В тот же день Блок переехал на Спиридоновку, и в течение нескольких недель почти каждый вечер мы собирались в пустой квартире Марконет и просиживали с Блоком до глубокой ночи.
Андрей Белый:
Запомнился ясный морозный денек: и запомнился розовый луч преклоненного солнца; и – розово-золотая сеточка атмосферы, сквозь шторы залившая рыжевато-кудрявую голову Блока, склоненную набок, недоуменные голубые глаза, и застывшую принужденную улыбку, и локоть дрожавшей руки, упиравшейся неподвижно о полустертую ручку старофасонного кресла, – руки, развивавшей дымки папиросы в зарю: слов, которыми мы обменялись, – не помню, но помню, что мы говорили об очень простых, обыкновенных вещах: о А. А., о Москве, о знакомых, о «Скорпионе», о «Грифе», о Брюсове, все убеждавшего нас, чтобы мы не писали у «Грифа»: и помнится, говорили о том, что нам следует говорить основательно: вспомнили даже слегка о погоде: и улыбнулись втроем тут визитности тона – тому, что еще не умеем друг с другом мы быть; лед затаял ‹…›.
Александр Александрович Блок. Из письма Андрею Белому. Петербург, 7 апреля 1904 г.:
Милый дорогой друг Борис Николаевич.
Твое письмо меня поразило сразу же. Ты знаешь обо мне то, чего я сам не сознавал, и вдруг сознал… и утешился. «Лик безумия, сошедший в мир», – и притом нынешнего нашего безумия – грозил и прежде. Но знаешь ли? Он разрешит грозу и освежит. Я спал и видел холодные сны (в буквальном смысле). Не далее как сегодня во сне мне явился наконец Брюсов в ужасающей простоте его внутренних «потемок» и в физической красоте – нежный, как мальчик, с черной бородкой. Тут был и твой «Одинокий» и вчерашний рассказ, слышанный мной у Мережковских (.!.) о пьяном Брюсове в «Грифе». Среди бела дня снился мне кошмар об «опрокинутых кадках» и девушке с карликом. Но вдруг я слушаю, смотрю: кругом гам, шум, трескотня, лучшие гаснут или тлеют, по многим квартирам прошла тень дряхлости, погас огонек, бежавший по шнурку, готовый, казалось, зажечь тысячи свечей. И темно. Прежних лиц я уже не вижу, страх перед ними отошел в милую память о собственной юности. Больше некого бояться. И люди уже не страшны. ЗАТО («в предвестие, иль в помощь, иль в награду») возвращается древняя и бурно-юная боязнь стихий – изнутри и извне. Пойдем опять из города на войну исчезнувшей и возвращающейся юности:
Моля зовет к безвестным высям
В горах поющая весна,
А эта груда женских писем
И не жива и холодна!
Мы поняли слишком много – и потому перестали понимать. Я не добросил молота – но небесный свод сам раскололся. ‹…› И так везде – расколотость, фальшивая для себя самого двуличность, за которую я бы отомстил, если б был титаном, а теперь только заглажу ее. – Как видишь, я пишу несвязно. Я окончательно потерял последнюю веру в возможность точности в окончательном. Не знаю ничего, НО часто ясно вижу розовую пену и голубой ласковый гребень волны, которая меня несет. Потому – пронесет, а что дальше – опять не знаю. Но хорошо бывает на волне, в певучей пене.

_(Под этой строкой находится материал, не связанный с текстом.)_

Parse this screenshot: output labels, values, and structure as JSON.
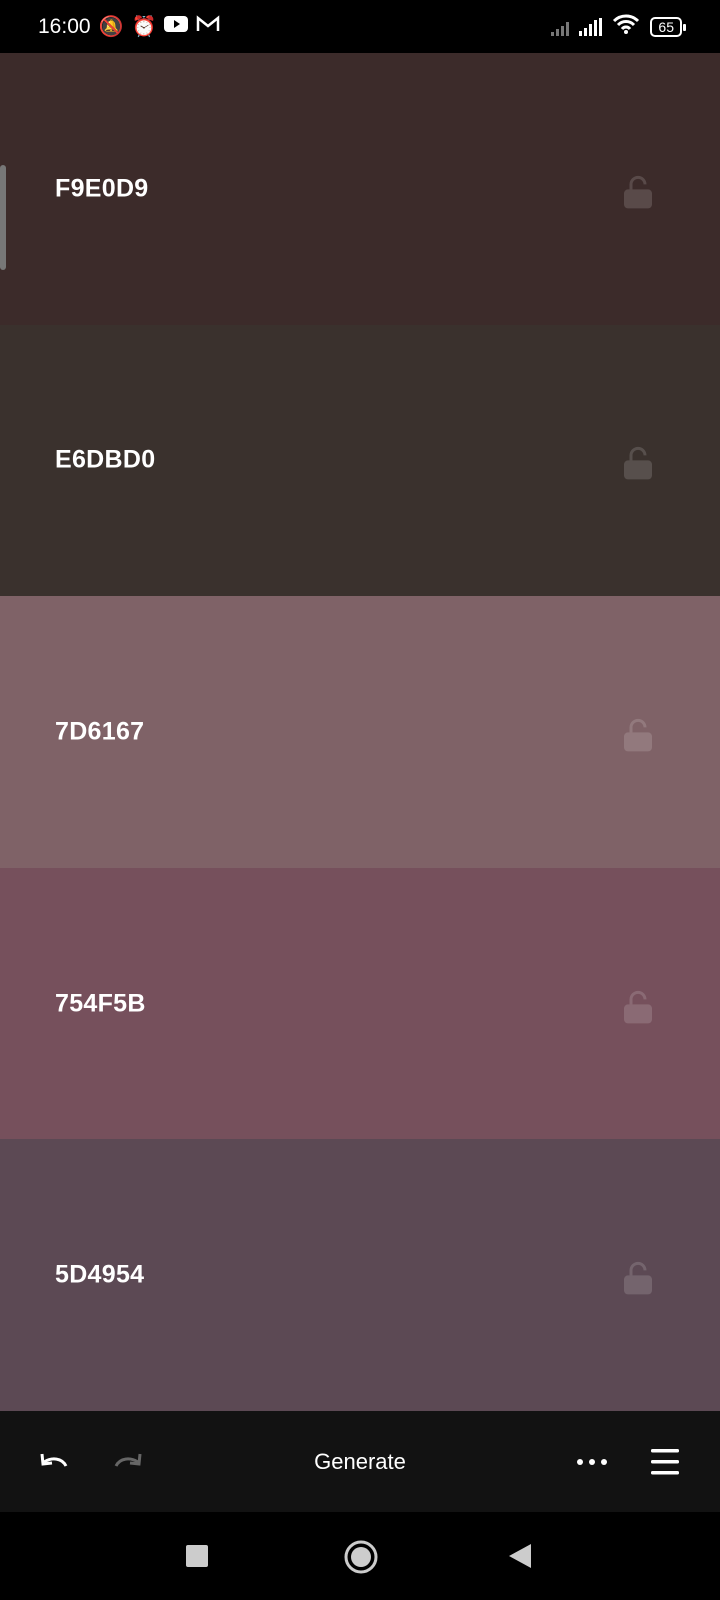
{
  "status_bar": {
    "time": "16:00",
    "battery": "65",
    "icons": [
      "vibrate-off-icon",
      "alarm-icon",
      "youtube-icon",
      "gmail-icon",
      "signal-no-sim-icon",
      "signal-icon",
      "wifi-icon",
      "battery-icon"
    ]
  },
  "swatches": [
    {
      "hex": "F9E0D9",
      "color": "#3c2b2a",
      "locked": false
    },
    {
      "hex": "E6DBD0",
      "color": "#3a312d",
      "locked": false
    },
    {
      "hex": "7D6167",
      "color": "#7f6267",
      "locked": false
    },
    {
      "hex": "754F5B",
      "color": "#76505c",
      "locked": false
    },
    {
      "hex": "5D4954",
      "color": "#5c4954",
      "locked": false
    }
  ],
  "toolbar": {
    "generate_label": "Generate"
  }
}
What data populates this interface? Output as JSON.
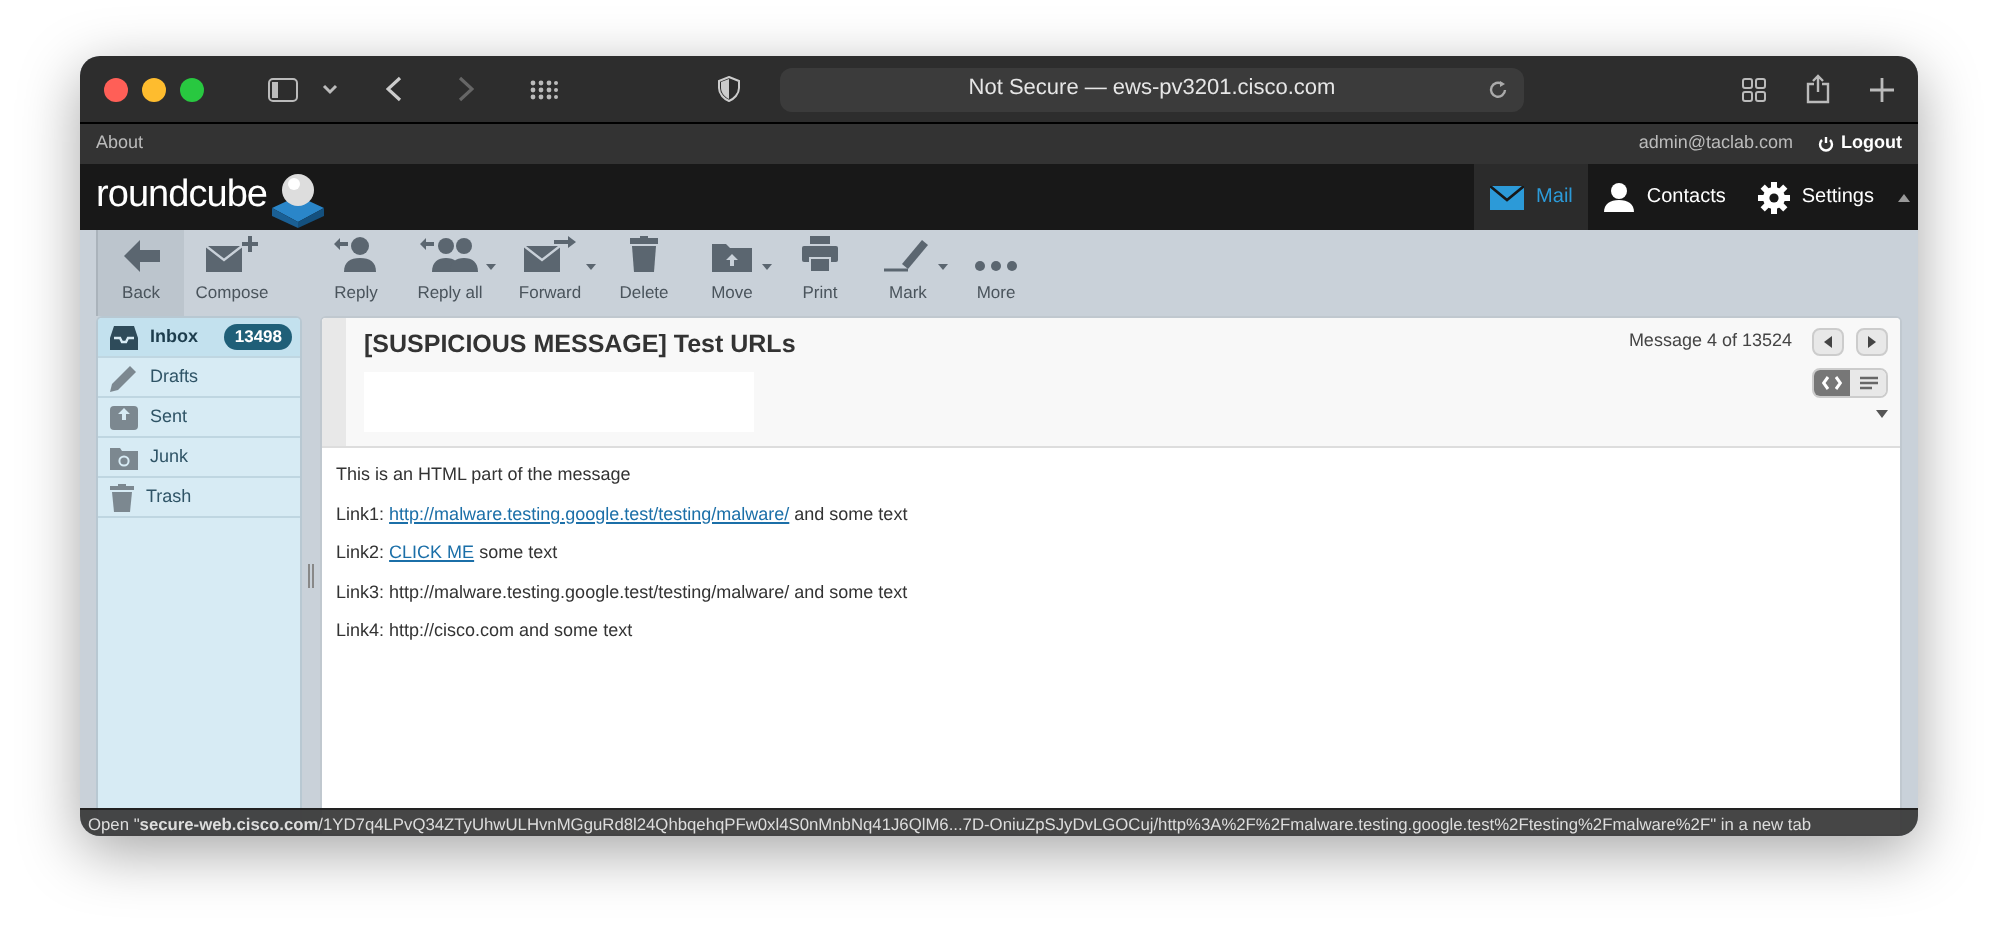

Мне кажется, я могу сказать ТЕБЕ окончательно о Тебе самом. Ты не умрешь. Представь себе, я, должно быть, знал это всегда. Есть на Тебе такая печать чудесного, что лик безумия с Тобой не сольется. Иногда я вдруг сознаю в Твоем существовании большую поддержку. Письмами, подобными Твоему последнему, Ты схватываешь меня за локоть и кричишь: «Не попади под извозчика!» А извозчик – В. В. Розанов – едет, едет – день и ночь – с трясущейся рыженькой бороденкой, с ямой на лбу (как у Розанова). Выйдя вчера ночью от Мережковских, я подумал: «Мы с Борисом Николаевичем…»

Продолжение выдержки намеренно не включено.